Local Keyword Research: Where Every Local SEO Engagement Starts

A Dallas HVAC company has been targeting “HVAC repair Dallas” for eighteen months. Rankings are mediocre. The GBP has one secondary category. The geogrid tracks three keywords someone chose because they sounded right.

Four months into the engagement, someone finally runs proper keyword research. The discovery: the highest-volume query in the market is “AC installation Dallas” — a concept the client has zero coverage for. The GBP doesn’t list it as a service. There’s no page for it. It doesn’t appear in geogrid tracking.

Eighteen months of optimization around the wrong concept cluster.

This is what happens when keyword research gets skipped or rushed. The campaign starts with assumptions instead of evidence. Every decision downstream — what GBP categories to claim, what pages to build, what to track on geogrids, what content to create — compounds the original mistake.

Keyword research isn’t one task among many.
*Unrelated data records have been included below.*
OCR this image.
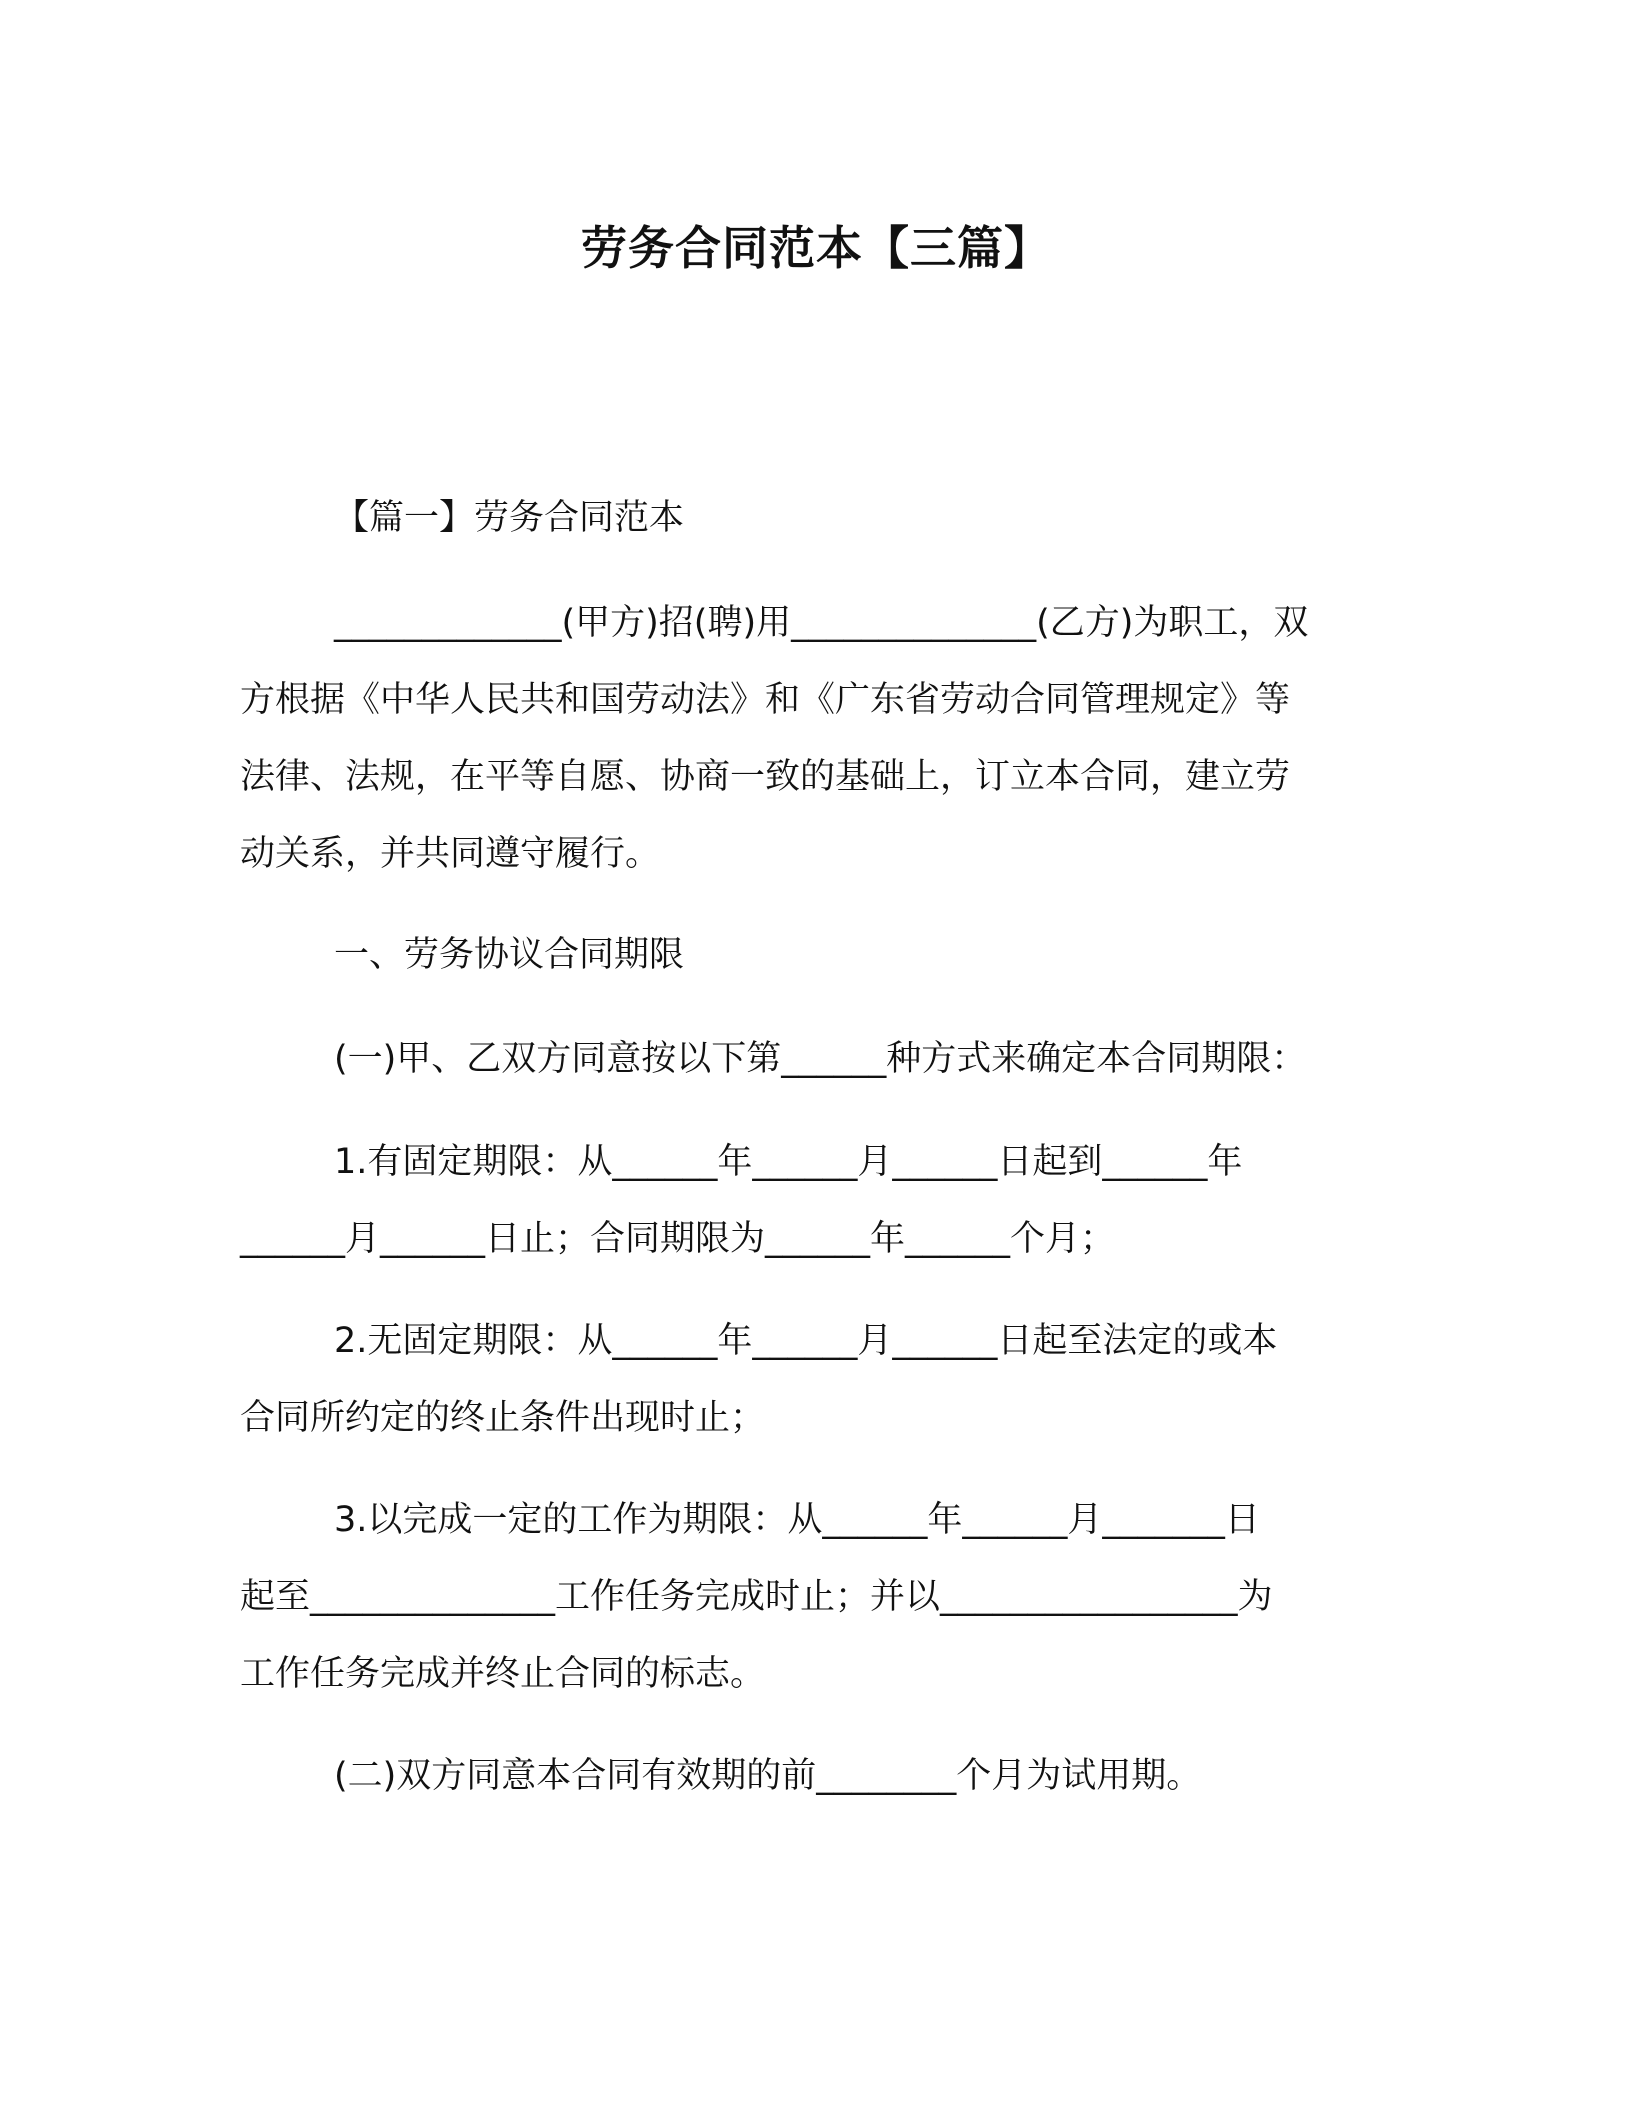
劳务合同范本【三篇】

【篇一】劳务合同范本

_____________(甲方)招(聘)用______________(乙方)为职工，双
方根据《中华人民共和国劳动法》和《广东省劳动合同管理规定》等
法律、法规，在平等自愿、协商一致的基础上，订立本合同，建立劳
动关系，并共同遵守履行。

一、劳务协议合同期限

(一)甲、乙双方同意按以下第______种方式来确定本合同期限：

1.有固定期限：从______年______月______日起到______年
______月______日止；合同期限为______年______个月；

2.无固定期限：从______年______月______日起至法定的或本
合同所约定的终止条件出现时止；

3.以完成一定的工作为期限：从______年______月_______日
起至______________工作任务完成时止；并以_________________为
工作任务完成并终止合同的标志。

(二)双方同意本合同有效期的前________个月为试用期。
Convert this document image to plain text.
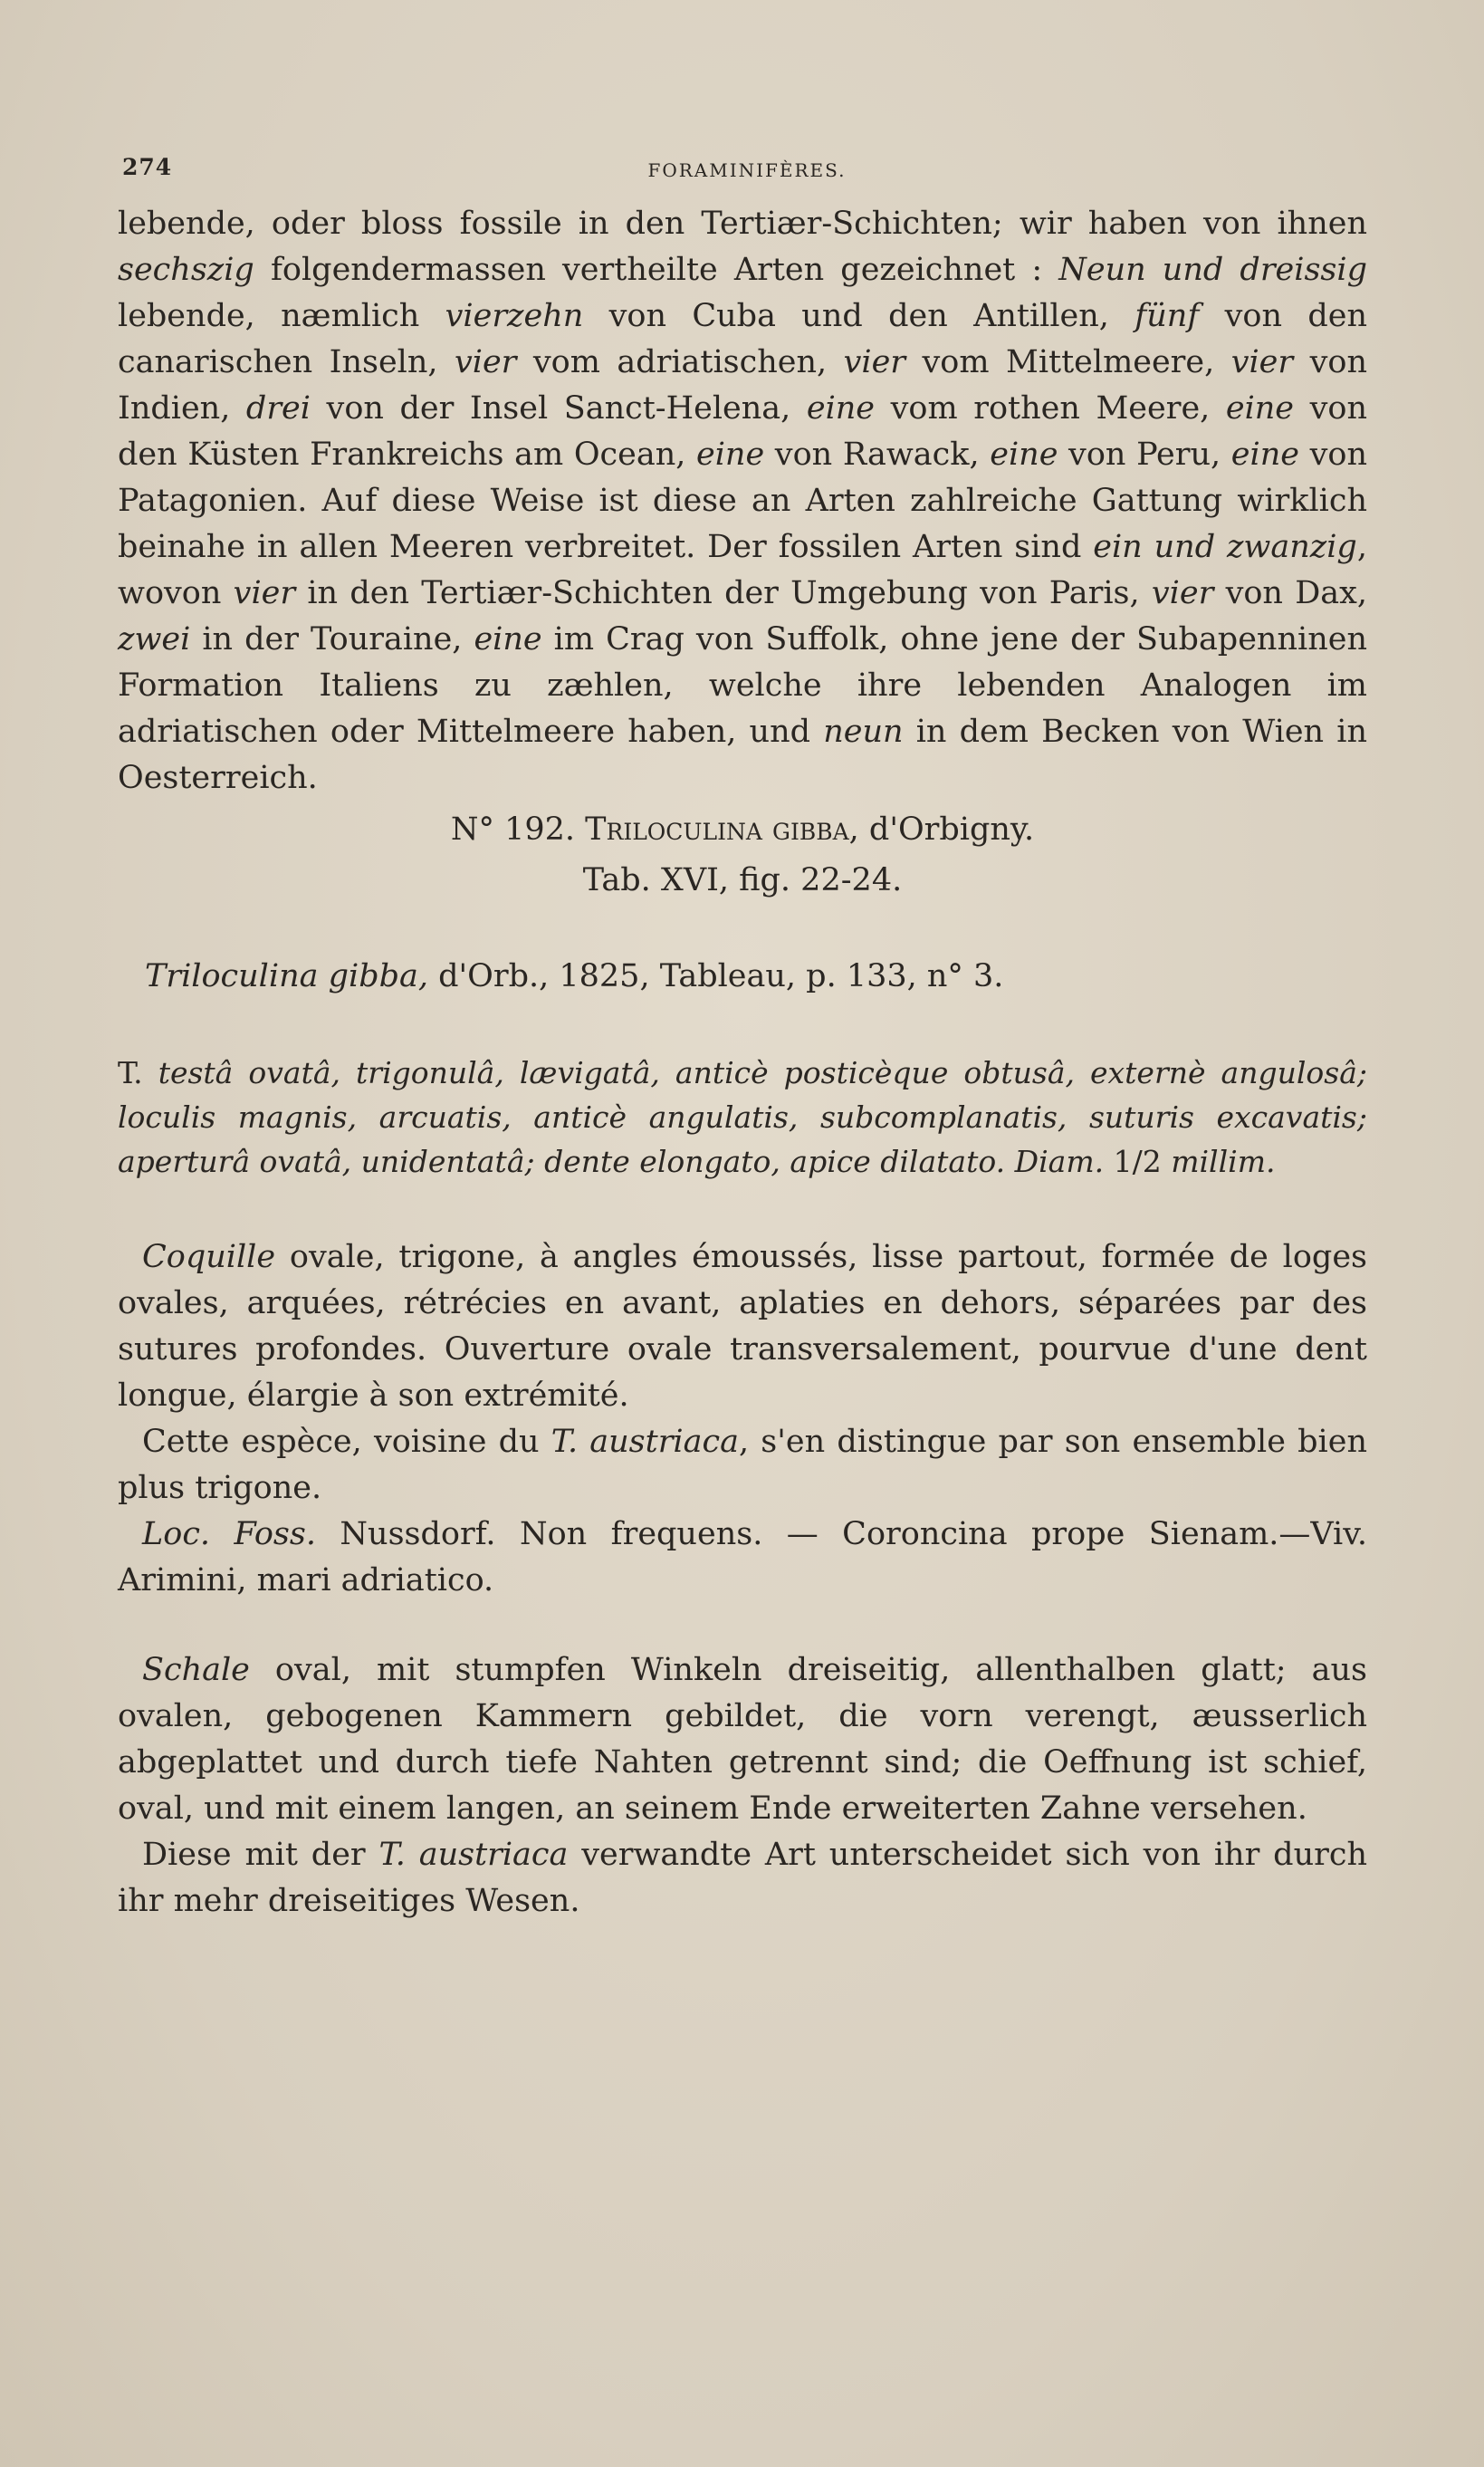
274	FORAMINIFÈRES.

lebende, oder bloss fossile in den Tertiær-Schichten; wir haben von ihnen sechszig folgendermassen vertheilte Arten gezeichnet : Neun und dreissig lebende, næmlich vierzehn von Cuba und den Antillen, fünf von den canarischen Inseln, vier vom adriatischen, vier vom Mittelmeere, vier von Indien, drei von der Insel Sanct-Helena, eine vom rothen Meere, eine von den Küsten Frankreichs am Ocean, eine von Rawack, eine von Peru, eine von Patagonien. Auf diese Weise ist diese an Arten zahlreiche Gattung wirklich beinahe in allen Meeren verbreitet. Der fossilen Arten sind ein und zwanzig, wovon vier in den Tertiær-Schichten der Umgebung von Paris, vier von Dax, zwei in der Touraine, eine im Crag von Suffolk, ohne jene der Subapenninen Formation Italiens zu zæhlen, welche ihre lebenden Analogen im adriatischen oder Mittelmeere haben, und neun in dem Becken von Wien in Oesterreich.

N° 192. Triloculina gibba, d'Orbigny.
Tab. XVI, fig. 22-24.

Triloculina gibba, d'Orb., 1825, Tableau, p. 133, n° 3.

T. testâ ovatâ, trigonulâ, lævigatâ, anticè posticèque obtusâ, externè angulosâ; loculis magnis, arcuatis, anticè angulatis, subcomplanatis, suturis excavatis; aperturâ ovatâ, unidentatâ; dente elongato, apice dilatato. Diam. 1/2 millim.

Coquille ovale, trigone, à angles émoussés, lisse partout, formée de loges ovales, arquées, rétrécies en avant, aplaties en dehors, séparées par des sutures profondes. Ouverture ovale transversalement, pourvue d'une dent longue, élargie à son extrémité.

Cette espèce, voisine du T. austriaca, s'en distingue par son ensemble bien plus trigone.

Loc. Foss. Nussdorf. Non frequens. — Coroncina prope Sienam.—Viv. Arimini, mari adriatico.

Schale oval, mit stumpfen Winkeln dreiseitig, allenthalben glatt; aus ovalen, gebogenen Kammern gebildet, die vorn verengt, æusserlich abgeplattet und durch tiefe Nahten getrennt sind; die Oeffnung ist schief, oval, und mit einem langen, an seinem Ende erweiterten Zahne versehen.

Diese mit der T. austriaca verwandte Art unterscheidet sich von ihr durch ihr mehr dreiseitiges Wesen.
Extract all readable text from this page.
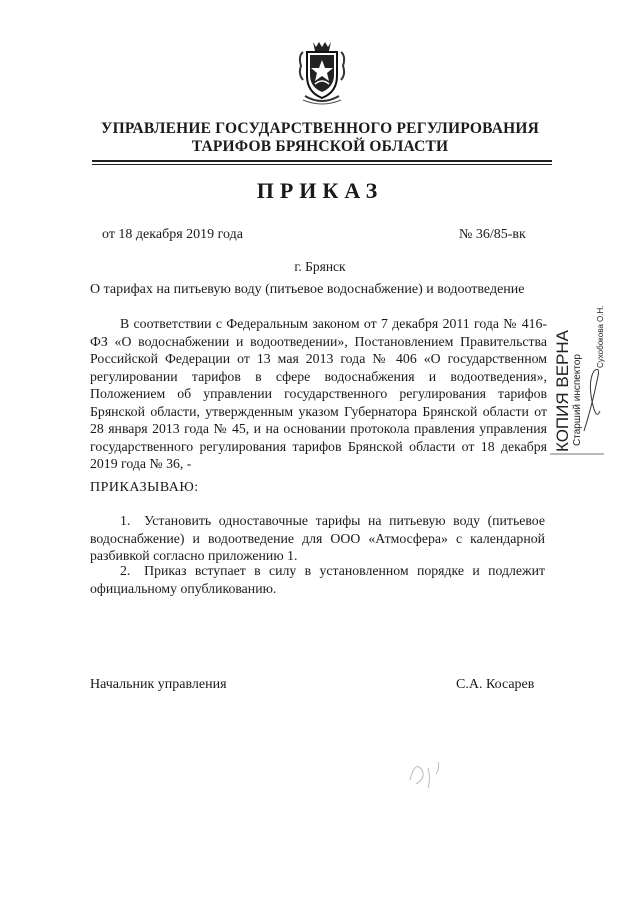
УПРАВЛЕНИЕ ГОСУДАРСТВЕННОГО РЕГУЛИРОВАНИЯ
ТАРИФОВ БРЯНСКОЙ ОБЛАСТИ
ПРИКАЗ
от 18 декабря 2019 года	№ 36/85-вк
г. Брянск
О тарифах на питьевую воду (питьевое водоснабжение) и водоотведение
В соответствии с Федеральным законом от 7 декабря 2011 года № 416-ФЗ «О водоснабжении и водоотведении», Постановлением Правительства Российской Федерации от 13 мая 2013 года № 406 «О государственном регулировании тарифов в сфере водоснабжения и водоотведения», Положением об управлении государственного регулирования тарифов Брянской области, утвержденным указом Губернатора Брянской области от 28 января 2013 года № 45, и на основании протокола правления управления государственного регулирования тарифов Брянской области от 18 декабря 2019 года № 36, -
ПРИКАЗЫВАЮ:
1. Установить одноставочные тарифы на питьевую воду (питьевое водоснабжение) и водоотведение для ООО «Атмосфера» с календарной разбивкой согласно приложению 1.
2. Приказ вступает в силу в установленном порядке и подлежит официальному опубликованию.
Начальник управления	С.А. Косарев
КОПИЯ ВЕРНА Старший инспектор
Сухобокова О.Н.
It’s the foundation everything else builds on.

Why Keyword Research Comes First

Before you optimize a GBP profile, you should know which concepts that profile needs to cover. Before you run a geogrid scan, you should know which keywords to track and why. Before you build a location page, you should know which concept cluster it serves and what it needs to contain.

Keywords first. Everything else follows.

Most local SEO problems that look like execution problems are actually research problems:

Wrong GBP categories. A dental practice claims “Dentist” as their primary category but their highest-value queries are “emergency dentist” and “cosmetic dentist” — concepts that require different secondary categories to surface for. Nobody checked whether the category structure maps to the queries the business needs to appear for.

Misaligned geogrid tracking. A plumbing company tracks “plumber Dallas” on their geogrid when the highest-value queries in their market are “water heater repair Dallas” and “drain cleaning Dallas.” The primary term matters less than the specific service concepts. The geogrid shows rankings that don’t correlate to revenue because the tracked keywords don’t match the concepts that produce leads.

Content that misses the market. A roofing company builds a comprehensive page for “roof repair” but doesn’t cover “storm damage roof repair” — a distinct concept with its own search volume, its own intent, and its own conversion pattern. The page ranks for some queries but misses the concept cluster that drives urgent, high-converting searches.

Each of these is a keyword research failure. The execution looked competent. The foundation was wrong.

From Keywords to Concepts: The Translation That Matters

A keyword list for a Charlotte roofing company might contain 80 terms. “Roofing company Charlotte,” “roofer Charlotte NC,” “Charlotte roofing contractor,” “roof repair Charlotte,” “storm damage roof repair Charlotte,” “emergency roof repair,” “roof replacement Charlotte,” “how much does a new roof cost,” “best roofing material for NC” — dozens of variations.

Those 80 terms represent maybe 7 or 8 distinct concepts:

  1. General roofing services (primary)
  2. Storm damage repair
  3. Emergency roofing
  4. Roof replacement
  5. Roof inspection
  6. Gutter services
  7. Material-specific queries (metal roofing, shingle repair)
  8. Informational queries (cost, lifespan, when to replace)

Treating each of those 80 terms as a separate target produces thin scattered content that cannibalizes itself. Five pages all competing for slight variations of “roofing Charlotte” — none ranking well because Google doesn’t know which one to show.

Recognizing the 7-8 concepts and building complete coverage of each produces a content architecture that Google can understand as topically authoritative. One comprehensive location page for general roofing services. A dedicated page for storm damage repair — a genuinely distinct concept with different customer needs. A page for roof replacement, covering what’s different about that job type. Informational blog content for the research-phase queries.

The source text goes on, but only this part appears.